PARIS (Reuters) – Paris 2024 officials will significantly reduce the use of dedicated cars and buses and have accredited personnel travel on public transport, using the city’s current system rather than pay for costly additions in times of high inflation.
After a three-day inspection by the International Olympic Committee (IOC), organising committee chief executive Etienne Thobois said the number of vehicles would be lower than at the Tokyo Olympics, which fewer people attended, due to the COVID-19 pandemic.
“Thanks to the IOC and the pooling of a certain number of vehicle fleets, we are going to drop the number of vehicles by 30% to 40% as opposed to the last games,” Thobois said.
Inflation is running at 5.8% in France, in part because of effects of Russia’s war in Ukraine.
“I obviously am not naive; I know the world has changed,” Pierre-Olivier Beckers-Vieujant, the head of the IOC Coordination Commission, said.

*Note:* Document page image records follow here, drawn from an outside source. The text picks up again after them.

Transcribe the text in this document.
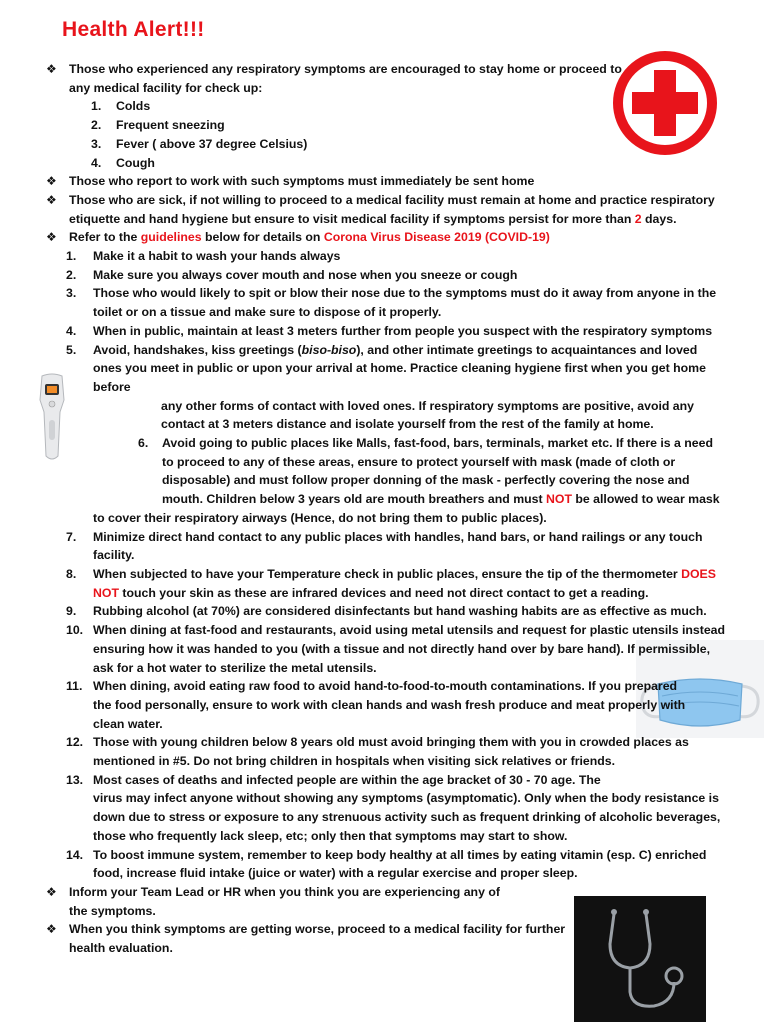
Health Alert!!!
❖ Those who experienced any respiratory symptoms are encouraged to stay home or proceed to any medical facility for check up:
1. Colds
2. Frequent sneezing
3. Fever ( above 37 degree Celsius)
4. Cough
❖ Those who report to work with such symptoms must immediately be sent home
❖ Those who are sick, if not willing to proceed to a medical facility must remain at home and practice respiratory etiquette and hand hygiene but ensure to visit medical facility if symptoms persist for more than 2 days.
❖ Refer to the guidelines below for details on Corona Virus Disease 2019 (COVID-19)
1. Make it a habit to wash your hands always
2. Make sure you always cover mouth and nose when you sneeze or cough
3. Those who would likely to spit or blow their nose due to the symptoms must do it away from anyone in the toilet or on a tissue and make sure to dispose of it properly.
4. When in public, maintain at least 3 meters further from people you suspect with the respiratory symptoms
5. Avoid, handshakes, kiss greetings (biso-biso), and other intimate greetings to acquaintances and loved ones you meet in public or upon your arrival at home. Practice cleaning hygiene first when you get home before
any other forms of contact with loved ones. If respiratory symptoms are positive, avoid any contact at 3 meters distance and isolate yourself from the rest of the family at home.
6. Avoid going to public places like Malls, fast-food, bars, terminals, market etc. If there is a need to proceed to any of these areas, ensure to protect yourself with mask (made of cloth or disposable) and must follow proper donning of the mask - perfectly covering the nose and mouth. Children below 3 years old are mouth breathers and must NOT be allowed to wear mask
to cover their respiratory airways (Hence, do not bring them to public places).
7. Minimize direct hand contact to any public places with handles, hand bars, or hand railings or any touch facility.
8. When subjected to have your Temperature check in public places, ensure the tip of the thermometer DOES NOT touch your skin as these are infrared devices and need not direct contact to get a reading.
9. Rubbing alcohol (at 70%) are considered disinfectants but hand washing habits are as effective as much.
10. When dining at fast-food and restaurants, avoid using metal utensils and request for plastic utensils instead ensuring how it was handed to you (with a tissue and not directly hand over by bare hand). If permissible, ask for a hot water to sterilize the metal utensils.
11. When dining, avoid eating raw food to avoid hand-to-food-to-mouth contaminations. If you prepared the food personally, ensure to work with clean hands and wash fresh produce and meat properly with clean water.
12. Those with young children below 8 years old must avoid bringing them with you in crowded places as mentioned in #5. Do not bring children in hospitals when visiting sick relatives or friends.
13. Most cases of deaths and infected people are within the age bracket of 30 - 70 age. The
virus may infect anyone without showing any symptoms (asymptomatic). Only when the body resistance is down due to stress or exposure to any strenuous activity such as frequent drinking of alcoholic beverages, those who frequently lack sleep, etc; only then that symptoms may start to show.
14. To boost immune system, remember to keep body healthy at all times by eating vitamin (esp. C) enriched food, increase fluid intake (juice or water) with a regular exercise and proper sleep.
❖ Inform your Team Lead or HR when you think you are experiencing any of the symptoms.
❖ When you think symptoms are getting worse, proceed to a medical facility for further health evaluation.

“There has been no country that has been left unscathed if we think about inflation,” he added, suggesting Paris 2024 officials could make the most of one of the world’s best public transport systems.
“In the past, the transport system was built mainly in a specially dedicated system with stakeholders, at the request of the Olympic family,” he said.
“Today there is a great deal of flexibility to allow Paris to use, as best it can, public transport and pool transport systems.”